After COP26 and the climate crisis being on our minds more than ever, you may be thinking about ways, on a personal level, to reduce your carbon footprint or generally make pro-environmental changes to your lifestyle.
Lifesum, the leading global nutrition app focused on dietary health, has announced a new, doctor-approved “climatarian” diet established on eating plant-based and locally sourced foods while reducing carbon emissions by 1.5 tonnes annually. The climatarian diet highlights the importance of being mindful of where you buy your food from, choosing to locally source your produce and eating a largely plant-based diet. Cutting back on consuming food with higher CO2 production is more beneficial than we perhaps realise, with food contributing to between 20-30% of global carbon emissions. Man-made carbon dioxide released from human activities enters the atmosphere causing carbon emissions, the main perpetrator to global warming. Thus, cutting out carbon-intensive foods from our diets is something we all should consider in order to protect our environment.
The eco-diet prioritises reducing animal products and replacing them with good quality plant foods that are low in CO₂ production. As consumers, collectively buying less from the meat industry will drive down overall production need, and thus significantly reduce carbon emissions.
Eating a climatarian diet is not only favourable for the environment, but is also hugely beneficial for health. Lifesum’s Dr Alona Pulde highlights that the diet is proven to “reduce the risk of diabetes, high blood pressure, heart disease, autoimmune disease and obesity, while increasing our vitality, mental health and longevity.” She even reports that it may improve the skin’s appearance, reducing acne and making it look “healthier and younger.” Some of the staple foods recommended by the climatarian diet include: pulses and beans; locally sourced and seasonal fruits and vegetables; whole grains; nuts and seeds; and chicken – a lower impact meat option.

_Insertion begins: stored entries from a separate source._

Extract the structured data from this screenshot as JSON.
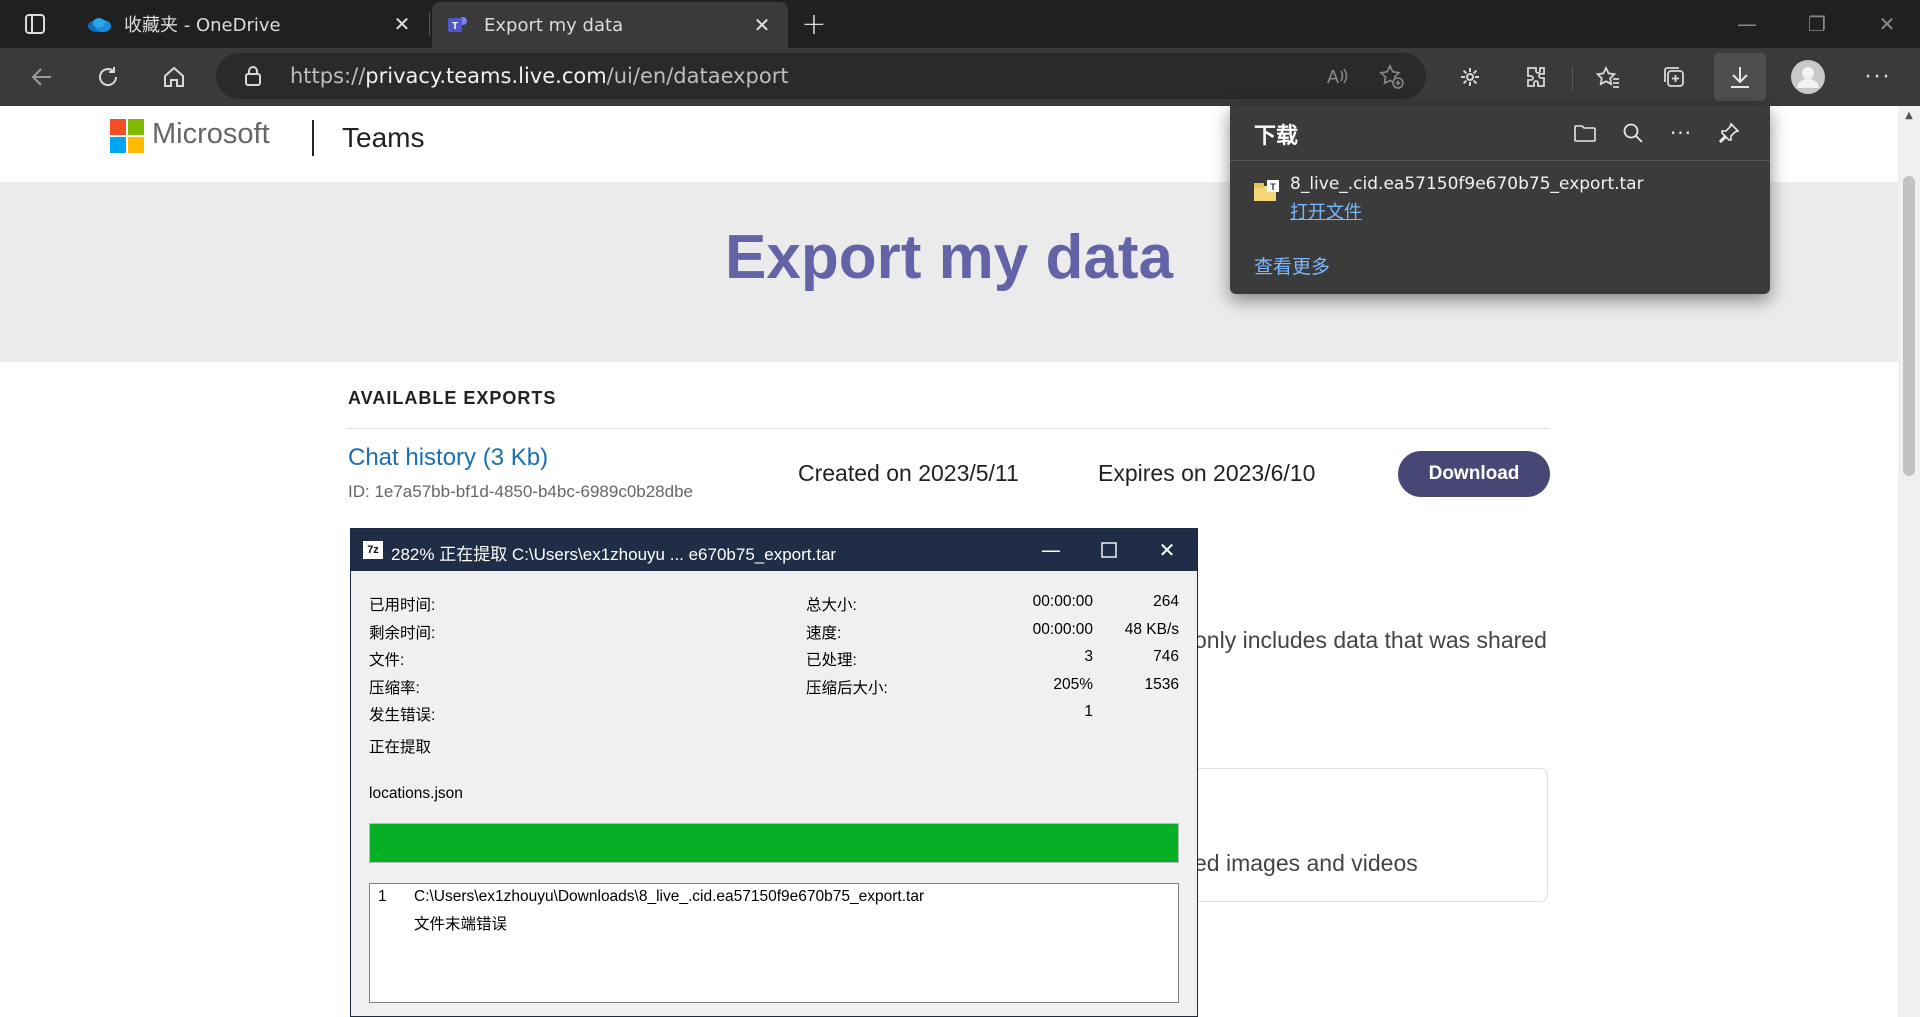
{
  "browser": {
    "tabs": [
      {
        "title": "收藏夹 - OneDrive"
      },
      {
        "title": "Export my data"
      }
    ],
    "url_prefix": "https://",
    "url_host": "privacy.teams.live.com",
    "url_path": "/ui/en/dataexport"
  },
  "site": {
    "brand": "Microsoft",
    "product": "Teams",
    "hero_title": "Export my data",
    "exports_heading": "AVAILABLE EXPORTS",
    "export": {
      "name": "Chat history (3 Kb)",
      "id": "ID: 1e7a57bb-bf1d-4850-b4bc-6989c0b28dbe",
      "created": "Created on 2023/5/11",
      "expires": "Expires on 2023/6/10",
      "download_label": "Download"
    },
    "partial_text_1": "only includes data that was shared",
    "partial_text_2": "ed images and videos"
  },
  "downloads_panel": {
    "title": "下载",
    "filename": "8_live_.cid.ea57150f9e670b75_export.tar",
    "open_label": "打开文件",
    "see_more": "查看更多"
  },
  "zip": {
    "title": "282% 正在提取 C:\\Users\\ex1zhouyu ... e670b75_export.tar",
    "icon_text": "7z",
    "left": [
      {
        "label": "已用时间:",
        "value": "00:00:00"
      },
      {
        "label": "剩余时间:",
        "value": "00:00:00"
      },
      {
        "label": "文件:",
        "value": "3"
      },
      {
        "label": "压缩率:",
        "value": "205%"
      },
      {
        "label": "发生错误:",
        "value": "1"
      }
    ],
    "right": [
      {
        "label": "总大小:",
        "value": "264"
      },
      {
        "label": "速度:",
        "value": "48 KB/s"
      },
      {
        "label": "已处理:",
        "value": "746"
      },
      {
        "label": "压缩后大小:",
        "value": "1536"
      }
    ],
    "status": "正在提取",
    "current_file": "locations.json",
    "progress_percent": 100,
    "log": {
      "number": "1",
      "path": "C:\\Users\\ex1zhouyu\\Downloads\\8_live_.cid.ea57150f9e670b75_export.tar",
      "error": "文件末端错误"
    }
  },
  "colors": {
    "accent": "#6264a7",
    "download_button": "#464775",
    "progress": "#06b025",
    "link": "#1a6fb0"
  }
}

Furthermore the climatarian focuses not just on which foods we choose to eat, but also on our practices concerning food. It emphasises growing your own fruit and veg; shopping eco-consciously; only buying what you need to avoid food waste; or otherwise composting any waste to reduce carbon load. There are also many climatarian-friendly brands to look out for in supermarkets including Alpro, Ella’s Kitchen and Beyond Meat.
Dr Pulde also recommends being more conscious of everyday groceries which may be more harmful to the environment than we realise. Demands for coffee, palm oil and sugar have increased deforestation and led to the destruction of natural habitats; buying from sustainable and Fairtrade brands can combat this.

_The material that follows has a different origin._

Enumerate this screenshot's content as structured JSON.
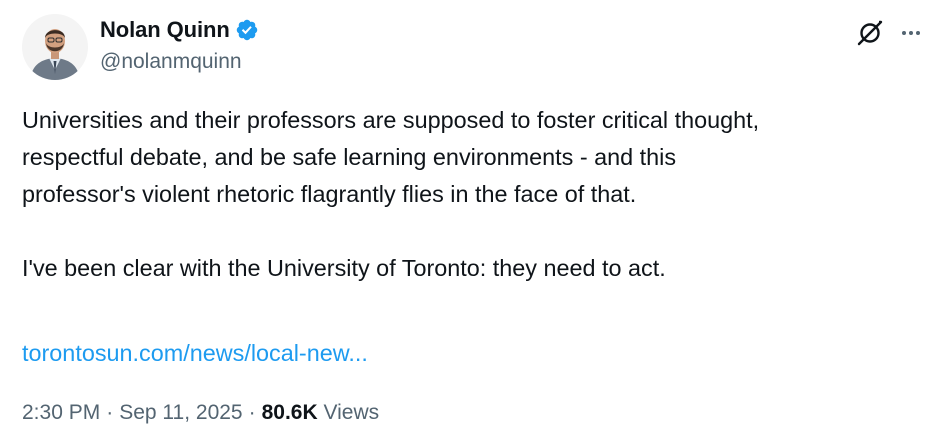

The climatarian diet may be an attractive alternative to those apprehensive about going fully vegan or vegetarian as it includes chicken as a lower-impact meat option. This means that even as a reducetarian you can still be a climatarian, with a focus towards cutting back on environmentally impactful foods. For people either considering the diet or who just want to make some changes to their eating habits, going climatarian for just half of the week or using more plant-based alternatives still contributes to a lower carbon footprint, and to the fight against the climate crisis.